The advent of video means that Sheryl’s two girls, now grown, have seen the movie more times than they can count. I’ve tried to be more sparing. My DVD copy has never been unwrapped, and I can name each of the times I saw the film on the big screen. Its impact was greatest during a celebrated re-release in 1973 when I could fully understand the story and be carried away by the cinematography and music. Seven years later, on a break from college and travels abroad, I sat beside my parents at a film festival showing and heard Mom whisper to Dad, “He’s been there!”

I made that visit to Salzburg during the spring break of my freshman year in London, traveling with a friend through Europe, and dipping down through Bavaria into Austria. In Salzburg we wandered cobblestone streets, ate Weiner Schnitzel, stood before the locked gates of Nonnburg Abbey, and found the country road that Maria dances along, guitar and carpetbag akimbo, as she sings “I Have Confidence.”

For laughs, we took the official Sound of Music Tour, led by an embittered young American who explained that the Von Trapp’s trek over the Alps from Salzburg would have landed them in Nazi Germany. I wanted to explain, first, that the family flees in a car and would obviously drive to a safe border before starting their climb. But more importantly, it’s a movie. And a musical. With cloistered nuns who sing classic Broadway show tunes by Rodgers & Hammerstein.

The need to belittle the film has been there from the beginning. Critics accused both Broadway and Hollywood artists of setting the musical genre back 60 years to its operetta roots. Pauline Kael, writing in McCall’s, said of the movie, “It’s the big lie. The sugar-coated lie that people seem to want to eat.”

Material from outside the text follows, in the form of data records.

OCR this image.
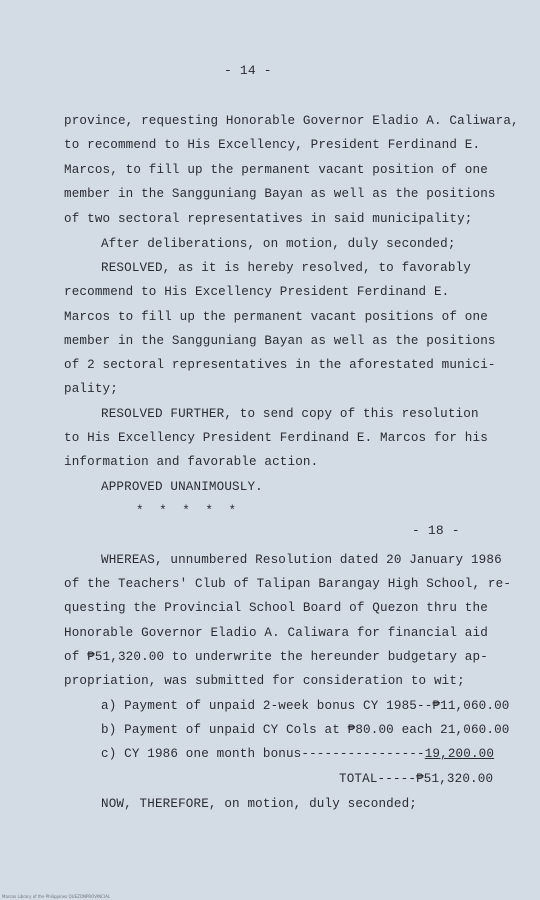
- 14 -
province, requesting Honorable Governor Eladio A. Caliwara,
to recommend to His Excellency, President Ferdinand E.
Marcos, to fill up the permanent vacant position of one
member in the Sangguniang Bayan as well as the positions
of two sectoral representatives in said municipality;
After deliberations, on motion, duly seconded;
RESOLVED, as it is hereby resolved, to favorably
recommend to His Excellency President Ferdinand E.
Marcos to fill up the permanent vacant positions of one
member in the Sangguniang Bayan as well as the positions
of 2 sectoral representatives in the aforestated munici-
pality;
RESOLVED FURTHER, to send copy of this resolution
to His Excellency President Ferdinand E. Marcos for his
information and favorable action.
APPROVED UNANIMOUSLY.
* * * * *
- 18 -
WHEREAS, unnumbered Resolution dated 20 January 1986
of the Teachers' Club of Talipan Barangay High School, re-
questing the Provincial School Board of Quezon thru the
Honorable Governor Eladio A. Caliwara for financial aid
of ₱51,320.00 to underwrite the hereunder budgetary ap-
propriation, was submitted for consideration to wit;
a) Payment of unpaid 2-week bonus CY 1985--₱11,060.00
b) Payment of unpaid CY Cols at ₱80.00 each 21,060.00
c) CY 1986 one month bonus----------------19,200.00
TOTAL-----₱51,320.00
NOW, THEREFORE, on motion, duly seconded;
Marcos Library of the Philippines QUEZONPROVINCIAL
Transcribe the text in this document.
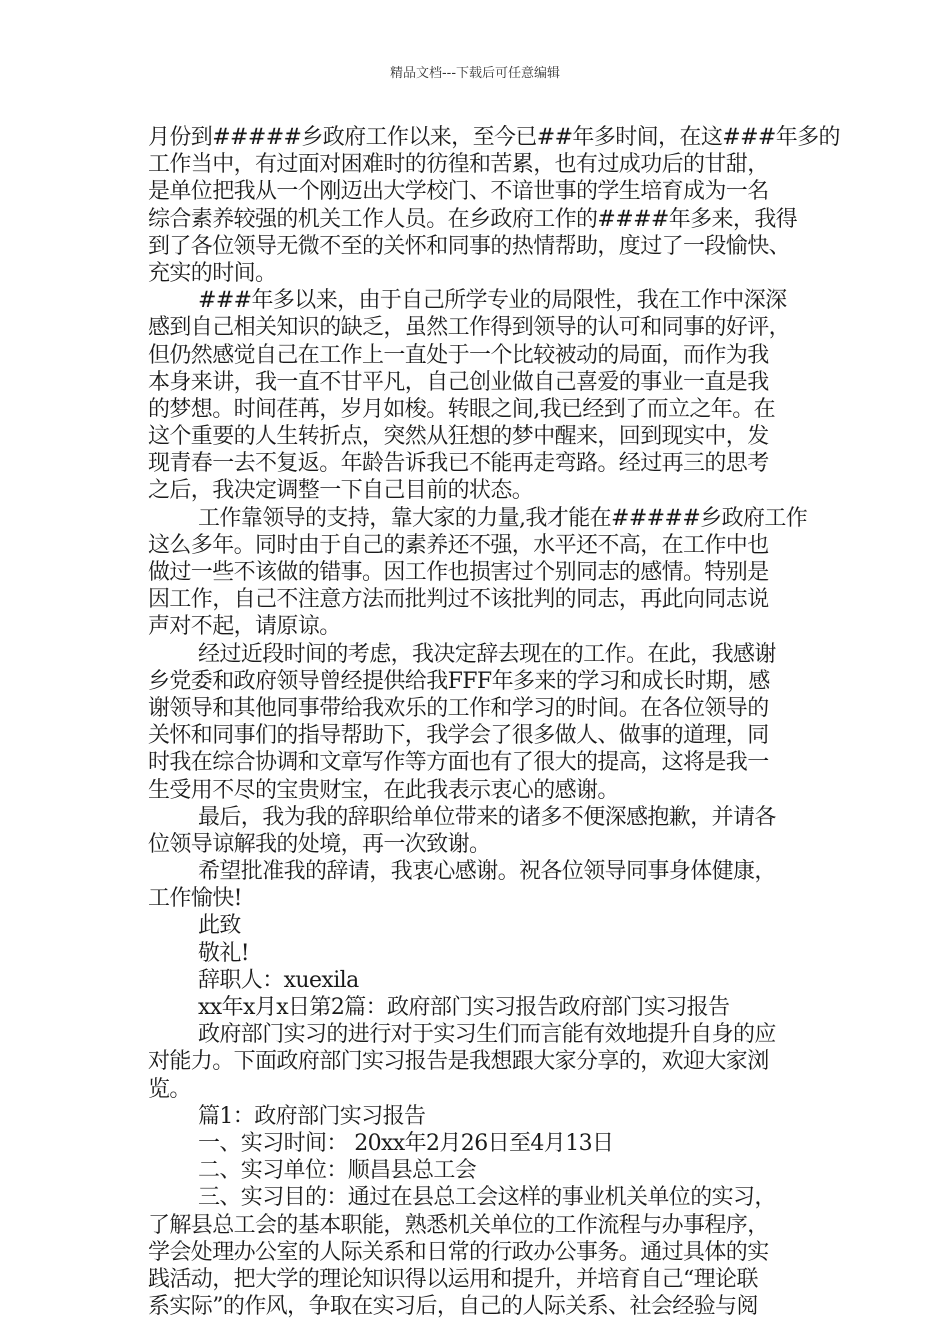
精品文档---下载后可任意编辑
月份到#####乡政府工作以来，至今已##年多时间，在这###年多的
工作当中，有过面对困难时的彷徨和苦累，也有过成功后的甘甜，
是单位把我从一个刚迈出大学校门、不谙世事的学生培育成为一名
综合素养较强的机关工作人员。在乡政府工作的####年多来，我得
到了各位领导无微不至的关怀和同事的热情帮助，度过了一段愉快、
充实的时间。
###年多以来，由于自己所学专业的局限性，我在工作中深深
感到自己相关知识的缺乏，虽然工作得到领导的认可和同事的好评，
但仍然感觉自己在工作上一直处于一个比较被动的局面，而作为我
本身来讲，我一直不甘平凡，自己创业做自己喜爱的事业一直是我
的梦想。时间荏苒，岁月如梭。转眼之间,我已经到了而立之年。在
这个重要的人生转折点，突然从狂想的梦中醒来，回到现实中，发
现青春一去不复返。年龄告诉我已不能再走弯路。经过再三的思考
之后，我决定调整一下自己目前的状态。
工作靠领导的支持，靠大家的力量,我才能在#####乡政府工作
这么多年。同时由于自己的素养还不强，水平还不高，在工作中也
做过一些不该做的错事。因工作也损害过个别同志的感情。特别是
因工作，自己不注意方法而批判过不该批判的同志，再此向同志说
声对不起，请原谅。
经过近段时间的考虑，我决定辞去现在的工作。在此，我感谢
乡党委和政府领导曾经提供给我FFF年多来的学习和成长时期，感
谢领导和其他同事带给我欢乐的工作和学习的时间。在各位领导的
关怀和同事们的指导帮助下，我学会了很多做人、做事的道理，同
时我在综合协调和文章写作等方面也有了很大的提高，这将是我一
生受用不尽的宝贵财宝，在此我表示衷心的感谢。
最后，我为我的辞职给单位带来的诸多不便深感抱歉，并请各
位领导谅解我的处境，再一次致谢。
希望批准我的辞请，我衷心感谢。祝各位领导同事身体健康，
工作愉快!
此致
敬礼!
辞职人：xuexila
xx年x月x日第2篇：政府部门实习报告政府部门实习报告
政府部门实习的进行对于实习生们而言能有效地提升自身的应
对能力。下面政府部门实习报告是我想跟大家分享的，欢迎大家浏
览。
篇1：政府部门实习报告
一、实习时间： 20xx年2月26日至4月13日
二、实习单位：顺昌县总工会
三、实习目的：通过在县总工会这样的事业机关单位的实习，
了解县总工会的基本职能，熟悉机关单位的工作流程与办事程序，
学会处理办公室的人际关系和日常的行政办公事务。通过具体的实
践活动，把大学的理论知识得以运用和提升，并培育自己“理论联
系实际”的作风，争取在实习后，自己的人际关系、社会经验与阅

It’s true that there’s one enormously offensive moment in the film when Maria makes herself entirely subservient to her new husband. I’ve heard it boo-ed in the cinema, and rightly so. But overall the story carries a profound message that has nurtured and, yes, challenged audiences for five decades. It gives us the experience of a young woman who struggles to discover her true calling, a man surprised by life just when he thought his future was proscribed, and children who, made aware of love, wake up to the beauty and joy that surround them.

Fifty years after the premiere of The Sound of Music, it’s time to unwrap that DVD and enjoy it again.